Tabi ki İBB olarak dava açtık ve yönetmelik düzenlemesini iptal ettirdik. Muhtemelen bunu çıkaran Bakanlık yetkilileri de olası bir davada yapılan düzenlemenin iptal edileceğini biliyordu. Ama bu süre zarfında inşaat bitmiş, tüm yasal izinler çözülmüş, satışlar bile gerçekleştirilmişti. Mahkeme kararlarını işlevsiz kılmak için tekrar tekrar yapılan imar planlarını görmüştük de, adrese teslim yönetmelik değişikliği bizim için de yeni bir deneyim olmuştu. Maalesef göre göre alışıyoruz.
***
Tekrar bugüne dönelim. Yasanın maden ve enerji yatırımlarında ÇED süreçlerini iyiden iyiye formaliteye çevirdiği, yöre halkının katılımı ve iradesini, bilimsel yaklaşımı yok saydığı; daha önce alınmış olunan Danıştay Kararlarını ise dikkate dahi almadığı kamuoyunda biraz da olsa gündeme gelebildi. Tüm bunlarla birlikte teklifin içerisinde bazı nüanslar var ki, doğrudan imar ve planlama alanını ilgilendiriyor.
Bu kanunla beraber rüzgar ve güneş enerjisine dayalı elektrik üretim tesislerinde imar planlarını, parselasyonları Enerji ve Tabii Kaynaklar Bakanlığı onaylayabilecek. Hatta yapı ruhsatı, iskan, işyeri açma ve çalışma ruhsatı bile düzenleyebilecek. Böylelikle belediyeler bir alanda daha işlevsiz hale getirilirken; paramparça olmuş planlama sistemimizde artık sayısını takip edemediğimiz bir kurum daha yetki sahibi olmuş bulunuyor.

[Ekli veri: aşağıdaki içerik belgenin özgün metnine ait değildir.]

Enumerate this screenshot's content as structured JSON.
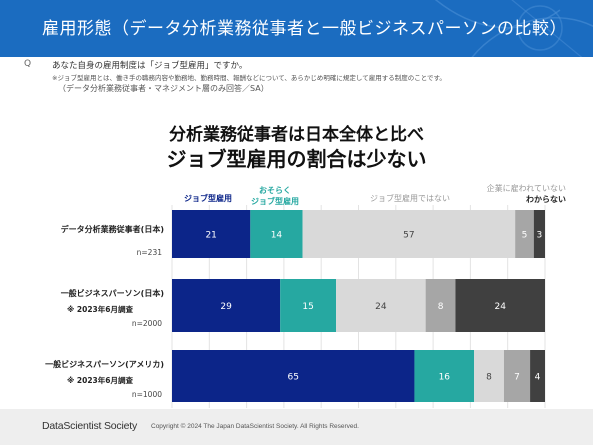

Torba yasanın son bölümü de imar affıyla zirve yapıyor. Ruhsatsız, yani kaçak olarak yapılmış elektrik üretim tesislerinin tüm sorunlarını Bakanlık “bedeli mukabilinde” çözüyor. Yeter ki 1 yıl içerisinde başvursunlar! Alınmış mahkeme kararları, yıkım ve para cezaları da ortadan kalkıyor. Böylelikle sektörel imar affı dönemi de başlamış oluyor.
***
Üniversite hocalarıma tavsiyem bu kanun teklifini ders niteliğinde okutsunlar. Zira bugüne kadar karşısında durduğumuz her ne var ise adeta konsantre hale getirilip torbaya atılıp sunulmuş. Kamu yararı, doğal yaşamın ve ekolojik varlıkların korunması, kırsal kalkınma, halkın kendi yaşamına ilişkin kararlara katılma hakkı, bütüncül ve bilimsel planlama gibi bugüne değin savunduğumuz her ne var ise Kanun teklifinin gerekçesinde belirtildiği gibi “yatırımların hayata geçmesinin hızlandırılması” amacıyla yok sayılmış.
Ama biz savunduğumuz değerlerden de, mücadeleden de asla vazgeçmeyeceğiz. Hem insanlık hem de doğa için adalet arayışımız yılmadan sürecek. Zeytin dalını arayıp bulan güvercin gibi barışı da, adaleti de bu coğrafyaya müjdeleyeceğiz.